Bağışlanan bu ürünler için kesilen faturalarda “Bedelsiz olarak teslim edilmiştir” ibaresi yer alırken, tanzim satış noktalarında bu ürünlerin ücretli satılması akılara “Bu ürünlerden alınan bedel nereye gidiyor?” sorusunu getirdi.
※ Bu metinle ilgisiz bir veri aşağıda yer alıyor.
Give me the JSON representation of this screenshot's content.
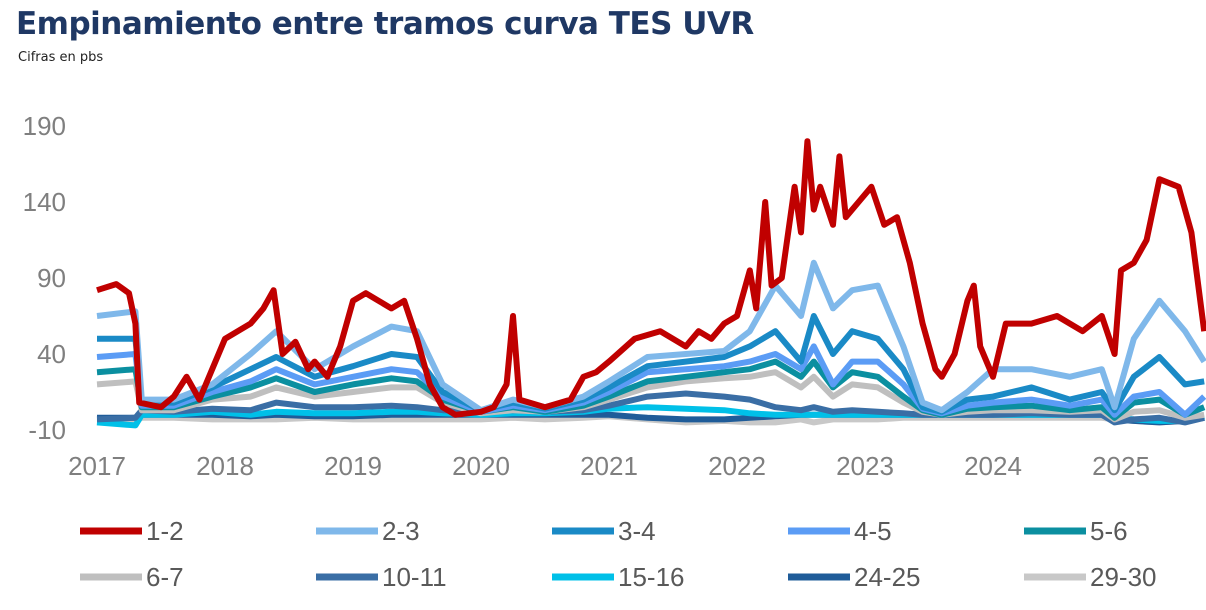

‘Göz boyamadan öte bir şey değil’
Tanzim satış noktalarına getirilen ürünlerin bedelsiz olarak getirilip para ile satılmasının etik olmadığını dile getiren Çiftçi Sendikaları Konfederasyonu (Çiftçi Sen) Genel Başkanı Abdullah Aysu, “Şimdi hangi taraf doğru ki bu yanlışın üzerinden konuşalım. Doğru bir şey yok. Bir yanıyla oradan bir bağış yapılmış, bir diğer yanıyla da aslında siz onu parayla satıyorsunuz. Şuradan bakmak lazım; bu tanzim mağazaları esasında seçim tanzimi ve seçim öncesi fiyatı aşağı çeken bir görüntü verme amaçlı, bir propaganda amaçlıdır. Buradan böyle bir şey veriliyorsa ve paraya da dönüştürülüyorsa esas itibarıyla, mevcut iktidara yapılan bir parasal destektir. Seçimle ilgilidir. Bu parasal destek anlamına gelir. İşin böyle bir yanı var. Bütün ülkede tarımsal yapı dağıtılmışken, yokmuşçasına davranışlar sergileyip de bu tür şeyler yapmak, meseleyi saptırmaktır. Bu yanlıştır, biz bunu kabul etmiyoruz. Kaldı ki seçim tanzim şeyleri olarak gördüğümüz tanzim satışları esas itibarıyla Türkiye genelinde yaygınlaşmadığı ve her mahalleye kadar kurulamıyorsa bir bakkal şeklinde bunu hiçbir kıymeti yoktur. Sadece bir göz boyamadan öteye bir şey değildir” diye belirtti.
‘Halk hakkını arayacak’
Tanzim satış noktalarıyla Ticaret Bakanlığı tarafından hazırlanan Hal Yasa Taslağı’nın seçim sonrası Meclis’ten geçirilmesinin de hedeflendiğini vurgulayan Aysu, şöyle devam etti: “Biz buradan fiyatları düşürdük. Hal yasasını çıkaracağız. Daha da düşecek diye Hal yasasını problemsiz ve muhalefetsiz, tepkisiz bir şekilde çıkarmak istiyorlar. Oysaki 175 bölgedeki halin tamamı 30’a indirilecek ve aynı zamanda şirketlere devir edilecek.” Şirketlere devir edilen bir halde yurttaşın hakkını arayamayacağını sözlerine ekleyen Aysu, “Halk kamunun elinde olan bir meselede hakkını arayabilir. Dolayısıyla yaş meyve ve sebze hali olarak kalmıyor, arı ürünleri, süt ürünleri, et, ürünleri, baklagiller, gıdaya konu olan tüm ürünlerin tamamının marketlerde pazarlanacağını ve oradan toplanıp Türkiye’ye dağıtılması planlanıyor. Bu gıda da ciddi bir tekel oluşturmaktadır. Bu da gıdanın tamamen şirketlere devir edilmesi anlamına geliyor. Aynı zamanda bu gıdayı temin ederken de bu şirketler çiftçilerle sözleşmeli üreticilik yapılacak. Bu ne anlama geliyor? Üretimden pazarlamaya zincirleme tüm halkalarına 7-8 tane şirketi hakim kılmak anlamına geliyor. Bu sadece üretimle mi sınırlı kalacak? Elbette ki sınırlı olmayacak. Gıda temin etmekle yükümlü olan bu şirketler doğal olarak Türkiye içerisinde yeterli olmayınca gıdalar dışarıdan ithalatı da bu şirketler yapacaklar. Midemizden bizi bağlıyorlar işin özü bu” diye konuştu.